NULL pointer dereference leads to boot switching to other slot

Hello

We reproduces this bug using the same steps on Xavier AGX on JetPack 4.6 and in addition, we found that NULL pointer dereference leads to immediate boot switching to other slot (after device rebooting by means of TEGRA_BCCPLEX_WATCHDOG) without any attempts to boot from current slot.
Could you clarify why NULL pointer dereference breaks A/B boot logic?

log.txt (70.4 KB)

Hi,
There is a patch for the issue:
V4L2 timeout leads to NULL pointer dereference in kernel in jetpack 4.6 - #12 by JerryChang

Please apply it and give it a try.

Hi, DaneLLL

I have already applied the patch and it helped, thanks. However main point of my question is connected with breaking A/B boot logic due to NULL pointer dereference. Why retry_count became immediately equal zero? Do every null pointer dereference in kernel may lead to this behaviour? Please check the beginning and the end of attached log above in particular the output of nvbootctrl dump-slots-info. We afraid that similar errors may make device completely unbootable by switching to recovery mode.

hello nazaraa,

may I know which JetPack release you’re using,
may I also what’s your steps to make the partition as NULL, please also gather the complete bootloader logs for reference,
thanks

Hi JerryChang,

We use Jetpack both 4.5 and 4.6. The log attached above is from JP 4.6. On JP 4.6 L4T 32.6.1 we reproduced this behaviour by running unplugged camera without applied patch:

  1. Unplug the camera
  2. Check nvbootctrl dump-slots-info
  3. try to launch the unplugged camera by means of this command: sudo v4l2-ctl -d /dev/video0 --stream-mmap.
  4. repeate step 3 until system hang. Wait rebooting by means of TEGRA_BCCPLEX_WATCHDOG.
  5. Check boot log and nvbootctrl dump-slots-info

Sometimes we get the same issue (booting from other slot) on our devices on JP 4.5 L4T 32.5.1 and one case happened today. Please find attached logs below with bootloader and system logs.
UART.txt (334.3 KB)
Journal.txt (4.8 KB)

hello nazaraa

may I know what’s the actual use-case to launch the video stream without physical camera device connected?
it’s not suggest to remove the camera device while power-on from the 2x60 pin camera connector, you might damage the device.

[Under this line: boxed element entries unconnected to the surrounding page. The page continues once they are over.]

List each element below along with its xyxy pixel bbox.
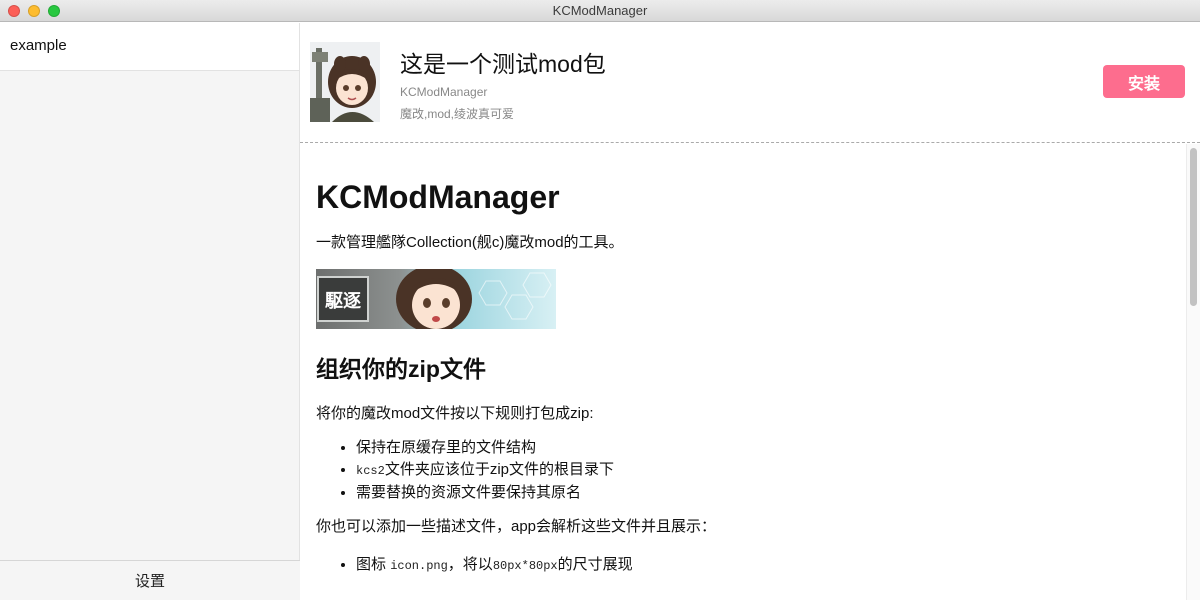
sidebar: example 设置 (0, 23, 300, 600)
window-controls (8, 5, 60, 17)
readme-subheading: 组织你的zip文件 (316, 356, 486, 382)
content-scrollbar[interactable] (1186, 144, 1200, 600)
install-button[interactable]: 安装 (1103, 65, 1185, 98)
desc-text: 图标 (356, 556, 387, 573)
scrollbar-thumb[interactable] (1190, 148, 1197, 306)
rule-text: 需要替换的资源文件要保持其原名 (356, 484, 582, 501)
readme-desc-text: 你也可以添加一些描述文件，app会解析这些文件并且展示： (316, 518, 717, 535)
list-item: 图标 icon.png，将以80px*80px的尺寸展现 (356, 554, 1186, 577)
desc-text: 的尺寸展现 (557, 556, 633, 573)
sidebar-item-example[interactable]: example (0, 23, 299, 71)
list-item: 需要替换的资源文件要保持其原名 (356, 482, 1186, 504)
minimize-window-button[interactable] (28, 5, 40, 17)
inline-code: icon.png (390, 559, 448, 573)
mod-title: 这是一个测试mod包 (400, 51, 606, 77)
readme-heading: KCModManager (316, 179, 560, 215)
mod-tags: 魔改,mod,绫波真可爱 (400, 107, 515, 121)
close-window-button[interactable] (8, 5, 20, 17)
mod-author: KCModManager (400, 85, 488, 99)
desc-text: ，将以 (447, 556, 493, 573)
window-title: KCModManager (552, 3, 648, 18)
rule-text: 文件夹应该位于zip文件的根目录下 (384, 461, 614, 478)
desc-list: 图标 icon.png，将以80px*80px的尺寸展现 (316, 554, 1186, 577)
settings-button[interactable]: 设置 (0, 560, 300, 600)
list-item: kcs2文件夹应该位于zip文件的根目录下 (356, 459, 1186, 482)
ship-type-badge: 駆逐 (325, 291, 361, 312)
rule-text: 保持在原缓存里的文件结构 (356, 439, 537, 456)
readme-intro: 一款管理艦隊Collection(舰c)魔改mod的工具。 (316, 234, 624, 251)
list-item: 保持在原缓存里的文件结构 (356, 437, 1186, 459)
maximize-window-button[interactable] (48, 5, 60, 17)
rules-list: 保持在原缓存里的文件结构 kcs2文件夹应该位于zip文件的根目录下 需要替换的… (316, 437, 1186, 504)
mod-header: 这是一个测试mod包 KCModManager 魔改,mod,绫波真可爱 安装 (300, 23, 1200, 143)
inline-code: kcs2 (356, 464, 385, 478)
readme-content: KCModManager 一款管理艦隊Collection(舰c)魔改mod的工… (300, 144, 1186, 600)
mod-icon (310, 42, 380, 122)
inline-code: 80px*80px (492, 559, 558, 573)
title-bar: KCModManager (0, 0, 1200, 22)
ship-banner-image: 駆逐 (316, 269, 556, 329)
readme-organize-text: 将你的魔改mod文件按以下规则打包成zip: (316, 405, 594, 422)
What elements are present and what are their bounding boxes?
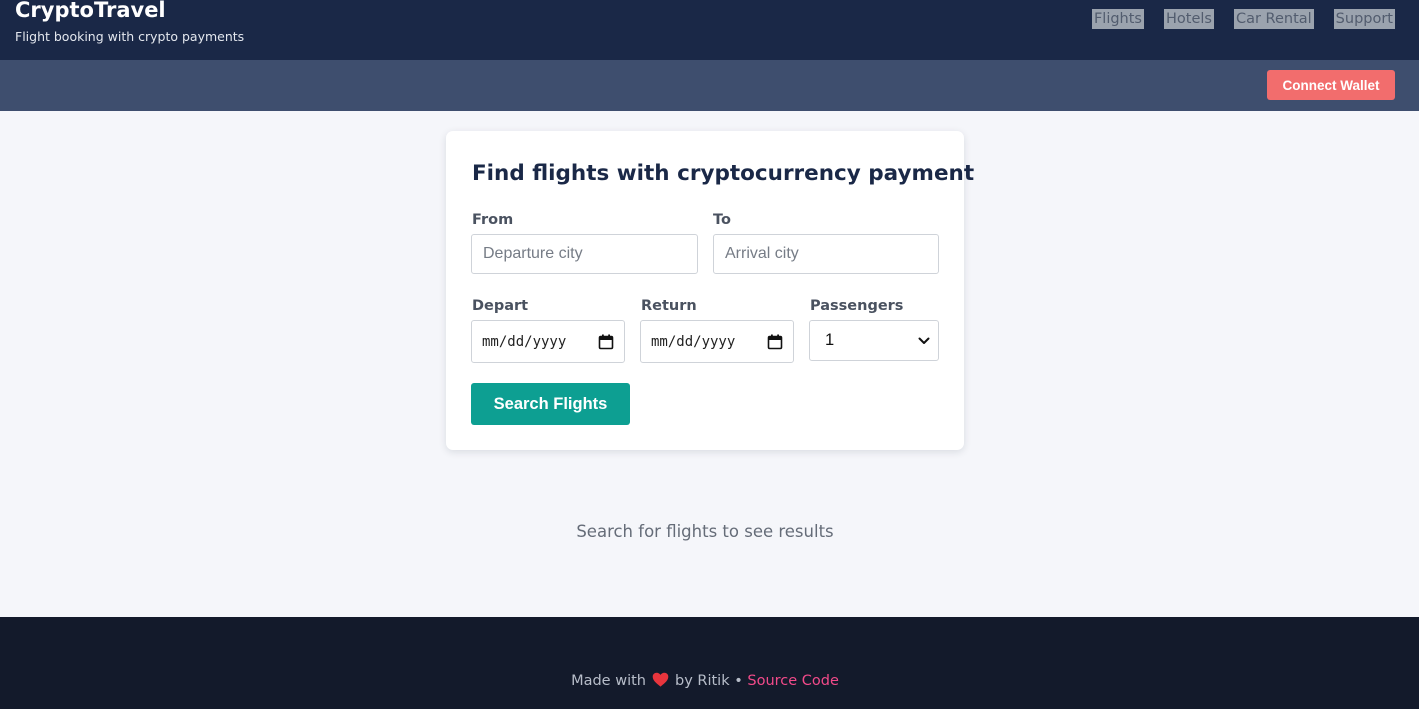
main-nav: Flights Hotels Car Rental Support [1072, 9, 1395, 29]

We have all the cameras physically connected. However sometimes connection of one camera may be broken during operation for some reasons (bad wired connection, plug issues etc.). In my opinion it must not lead to whole system crash and also to breaking current active slot.

hello nazaraa

you’re working on the latest JetPack release, r32.6.1, right?
if yes, it’s include the error recovery mechanism, you should restart the camera service while the camera function is problematic. the worst case is rebooting the whole system.
hence,
please have a try to restart the nvargus-daemon as following,
$ sudo pkill nvargus-daemon
$ sudo nvargus-daemon &

Hello JerryChang
We still have complete system hangs and reboots by means of TEGRA_BCCPLEX_WATCHDOG to the other slot on JP4.6 L4T 32.6.1 after applying the patch.
We can not restart any camera services, system is completely unresponsive.
Attached one more log:
log.txt (549.1 KB)

Any updates from your side?

hello nazaraa

according to the logs, are you working with D3 Engineering?
since they’re one of Jetson Camera Partners, please contact with them directly to obtain the camera solution supports.
thanks

Hello JerryChang,
We do not work with D3 Engineering. We are going to move from Jetpack 4.5 to Jetpack 4.6 using the same camera drivers. Jetpack 4.6 was deployed to several devices from our fleet. Then every device started experience such issue after while. This issue reproduces once at about 6-10 hours of operation. Those devices have not experienced such issue on JP 4.5.
We suspect that happens due to changes in camera-rtcpu-rce.img
firmware and/or in VI5.
Could you help to debug? Which additional info should we provide?

hello nazaraa,

please share your actual camera use-case, for example, what’s the user-space application you’re running to reproduce the issue, and, was there any background service occupied?
had you apply any pre-built updates? or, you’re using native JetPack-4.6 release image with your customize kernel to enable the camera sensor.

This topic was automatically closed 14 days after the last reply. New replies are no longer allowed.